His board books, “A Button Story” and “A Pebble Story,” were listed among the Best Books for Kids & Teens 2015 by the Canadian Children’s Book Centre.
Among his plays for kids is the stage adaptation of “Hana’s Suitcase,” the Holocaust children's book by Karen Levine.
He doesn't just write for kids. Sudbury audiences may recognize him as the author of the play “Mourning Dove,” inspired by the legal case of Robert Latimer, staged by Sudbury Theatre Centre in 2015.
Sher has also worked with STC to workshop his new play, “Conviction,” about disgraced Canadian pathologist Charles Smith.
If you'd like to raise avid readers, Sher advises reading to kids starting when they're babies.

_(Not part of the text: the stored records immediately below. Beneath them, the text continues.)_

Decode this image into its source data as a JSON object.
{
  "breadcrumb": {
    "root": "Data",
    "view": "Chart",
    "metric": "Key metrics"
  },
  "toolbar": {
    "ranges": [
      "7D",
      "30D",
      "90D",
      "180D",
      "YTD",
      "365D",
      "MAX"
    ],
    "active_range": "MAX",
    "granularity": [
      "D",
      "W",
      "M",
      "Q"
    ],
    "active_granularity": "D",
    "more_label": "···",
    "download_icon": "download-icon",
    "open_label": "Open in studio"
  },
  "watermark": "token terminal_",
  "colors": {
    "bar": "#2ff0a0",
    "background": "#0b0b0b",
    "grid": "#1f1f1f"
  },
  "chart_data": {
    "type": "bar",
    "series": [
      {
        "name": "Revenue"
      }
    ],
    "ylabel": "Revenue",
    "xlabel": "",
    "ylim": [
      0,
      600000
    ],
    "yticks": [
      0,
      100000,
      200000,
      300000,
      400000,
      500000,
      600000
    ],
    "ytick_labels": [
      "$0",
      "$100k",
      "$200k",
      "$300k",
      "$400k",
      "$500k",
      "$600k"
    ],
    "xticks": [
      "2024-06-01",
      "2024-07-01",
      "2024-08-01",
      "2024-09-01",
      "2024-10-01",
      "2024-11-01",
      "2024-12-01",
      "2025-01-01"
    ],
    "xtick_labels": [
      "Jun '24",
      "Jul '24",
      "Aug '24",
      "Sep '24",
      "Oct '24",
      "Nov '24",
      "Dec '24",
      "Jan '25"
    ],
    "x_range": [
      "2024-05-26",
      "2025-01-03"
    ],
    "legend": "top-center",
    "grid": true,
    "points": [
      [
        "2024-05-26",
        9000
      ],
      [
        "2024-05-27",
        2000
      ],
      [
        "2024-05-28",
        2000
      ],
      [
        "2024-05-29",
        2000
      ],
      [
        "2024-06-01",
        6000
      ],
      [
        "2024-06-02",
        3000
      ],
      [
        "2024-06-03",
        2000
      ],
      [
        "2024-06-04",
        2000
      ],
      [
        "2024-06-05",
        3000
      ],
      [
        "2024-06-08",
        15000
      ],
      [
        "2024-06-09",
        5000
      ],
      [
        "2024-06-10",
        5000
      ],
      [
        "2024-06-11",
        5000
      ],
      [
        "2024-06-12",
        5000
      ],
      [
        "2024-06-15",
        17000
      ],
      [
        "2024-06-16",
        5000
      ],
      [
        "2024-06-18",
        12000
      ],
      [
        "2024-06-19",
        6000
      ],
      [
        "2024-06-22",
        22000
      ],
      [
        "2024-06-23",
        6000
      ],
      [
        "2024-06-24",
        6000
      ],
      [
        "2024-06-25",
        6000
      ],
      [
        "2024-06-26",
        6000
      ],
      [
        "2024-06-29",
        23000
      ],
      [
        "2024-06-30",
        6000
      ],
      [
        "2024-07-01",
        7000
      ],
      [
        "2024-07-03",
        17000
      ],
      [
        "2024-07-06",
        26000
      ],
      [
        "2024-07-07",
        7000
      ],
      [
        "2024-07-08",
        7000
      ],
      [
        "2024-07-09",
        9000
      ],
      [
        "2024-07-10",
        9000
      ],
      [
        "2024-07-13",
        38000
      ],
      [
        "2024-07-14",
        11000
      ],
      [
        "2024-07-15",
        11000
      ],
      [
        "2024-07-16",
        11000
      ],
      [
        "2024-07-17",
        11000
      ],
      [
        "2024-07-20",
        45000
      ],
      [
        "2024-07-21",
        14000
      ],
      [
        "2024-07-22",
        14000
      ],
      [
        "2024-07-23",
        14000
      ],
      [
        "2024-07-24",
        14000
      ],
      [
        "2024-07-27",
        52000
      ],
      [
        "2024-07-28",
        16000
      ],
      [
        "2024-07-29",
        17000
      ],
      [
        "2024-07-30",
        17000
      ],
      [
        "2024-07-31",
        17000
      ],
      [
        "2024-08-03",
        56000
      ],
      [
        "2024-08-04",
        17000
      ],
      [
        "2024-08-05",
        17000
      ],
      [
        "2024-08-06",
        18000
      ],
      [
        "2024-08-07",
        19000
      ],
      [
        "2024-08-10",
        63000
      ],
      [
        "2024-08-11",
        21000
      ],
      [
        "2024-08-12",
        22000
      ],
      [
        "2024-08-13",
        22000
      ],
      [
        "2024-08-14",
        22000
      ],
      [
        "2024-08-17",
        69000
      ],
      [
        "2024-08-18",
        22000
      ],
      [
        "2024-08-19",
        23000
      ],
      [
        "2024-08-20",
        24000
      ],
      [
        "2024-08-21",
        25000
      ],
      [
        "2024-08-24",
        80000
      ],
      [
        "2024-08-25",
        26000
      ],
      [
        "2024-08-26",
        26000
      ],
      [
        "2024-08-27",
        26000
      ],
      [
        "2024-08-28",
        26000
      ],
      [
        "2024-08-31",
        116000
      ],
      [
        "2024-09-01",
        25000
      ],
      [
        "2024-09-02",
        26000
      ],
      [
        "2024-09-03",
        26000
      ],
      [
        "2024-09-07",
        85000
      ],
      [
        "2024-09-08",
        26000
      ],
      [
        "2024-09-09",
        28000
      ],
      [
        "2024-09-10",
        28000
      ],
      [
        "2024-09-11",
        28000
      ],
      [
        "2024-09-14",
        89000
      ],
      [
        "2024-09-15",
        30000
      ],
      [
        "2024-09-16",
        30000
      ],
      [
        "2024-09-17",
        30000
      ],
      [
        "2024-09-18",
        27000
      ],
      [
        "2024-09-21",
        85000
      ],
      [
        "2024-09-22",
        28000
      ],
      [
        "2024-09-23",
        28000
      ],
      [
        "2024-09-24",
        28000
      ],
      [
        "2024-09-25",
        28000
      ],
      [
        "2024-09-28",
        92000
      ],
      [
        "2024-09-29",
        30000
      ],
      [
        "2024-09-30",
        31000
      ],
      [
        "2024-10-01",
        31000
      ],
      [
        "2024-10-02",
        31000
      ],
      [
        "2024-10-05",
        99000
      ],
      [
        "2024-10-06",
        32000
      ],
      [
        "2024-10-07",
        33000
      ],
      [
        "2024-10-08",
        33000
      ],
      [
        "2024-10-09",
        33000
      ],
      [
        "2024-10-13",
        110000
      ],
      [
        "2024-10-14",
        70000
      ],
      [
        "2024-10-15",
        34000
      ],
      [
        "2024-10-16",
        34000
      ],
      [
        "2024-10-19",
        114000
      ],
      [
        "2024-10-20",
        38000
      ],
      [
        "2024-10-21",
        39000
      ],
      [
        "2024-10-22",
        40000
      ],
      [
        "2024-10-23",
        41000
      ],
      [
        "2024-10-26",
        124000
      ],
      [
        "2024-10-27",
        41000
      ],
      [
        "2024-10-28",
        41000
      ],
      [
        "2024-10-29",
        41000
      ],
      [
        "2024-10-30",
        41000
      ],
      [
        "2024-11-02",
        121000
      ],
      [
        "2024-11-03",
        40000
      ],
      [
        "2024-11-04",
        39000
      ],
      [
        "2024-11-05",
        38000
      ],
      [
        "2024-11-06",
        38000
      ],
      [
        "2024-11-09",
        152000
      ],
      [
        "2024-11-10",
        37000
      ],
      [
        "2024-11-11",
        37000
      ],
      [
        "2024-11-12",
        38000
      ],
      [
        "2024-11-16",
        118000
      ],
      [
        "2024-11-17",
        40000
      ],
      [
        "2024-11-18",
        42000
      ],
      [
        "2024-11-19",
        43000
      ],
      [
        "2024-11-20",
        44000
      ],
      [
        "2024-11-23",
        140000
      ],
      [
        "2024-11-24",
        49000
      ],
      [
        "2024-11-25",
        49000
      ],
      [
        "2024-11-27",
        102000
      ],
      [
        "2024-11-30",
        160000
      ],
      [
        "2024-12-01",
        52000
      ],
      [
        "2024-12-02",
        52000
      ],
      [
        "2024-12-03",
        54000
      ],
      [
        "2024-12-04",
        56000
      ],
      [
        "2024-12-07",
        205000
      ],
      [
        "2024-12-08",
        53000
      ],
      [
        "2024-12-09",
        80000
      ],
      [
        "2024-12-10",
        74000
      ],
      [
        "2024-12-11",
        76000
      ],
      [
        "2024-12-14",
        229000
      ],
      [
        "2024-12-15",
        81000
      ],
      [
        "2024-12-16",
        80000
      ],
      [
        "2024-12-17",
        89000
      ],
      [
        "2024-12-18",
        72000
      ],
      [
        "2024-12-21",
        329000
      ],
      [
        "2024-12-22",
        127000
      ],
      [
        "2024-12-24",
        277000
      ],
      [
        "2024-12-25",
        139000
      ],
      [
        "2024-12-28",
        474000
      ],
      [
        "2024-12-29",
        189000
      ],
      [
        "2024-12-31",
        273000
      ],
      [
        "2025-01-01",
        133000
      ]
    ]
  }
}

Pre-schoolers often have books memorized long before they can read, he said.
“Sometimes you try to skip a page, and they're on you like a dirty shirt,” he said.
Because you're going to read that book to them 1,000 times, make sure it's well-written, he said.
“I think it makes no difference if you're writing for a six-year-old or a 60-year-old, I think they deserve the best type of story you can tell,” Sher said.
When kids get a little older, bring them to the library and pick out books geared to their interests, he said.
“Absolutely bring them there, and they will find something,” Sher said. “There's too many stories out there not to find several that a child will respond to.”
So why is it important that kids — and adults for that matter — read for pleasure? Sher said it widens their lens on the world.
“We'd live in a saner world if more people read,” he said. “I honestly don't think Donald Trump has read a book in his adult life. All he watches is cable news. We have to be able to understand the richness and complexity of the world, otherwise we end up sleepwalking through life.”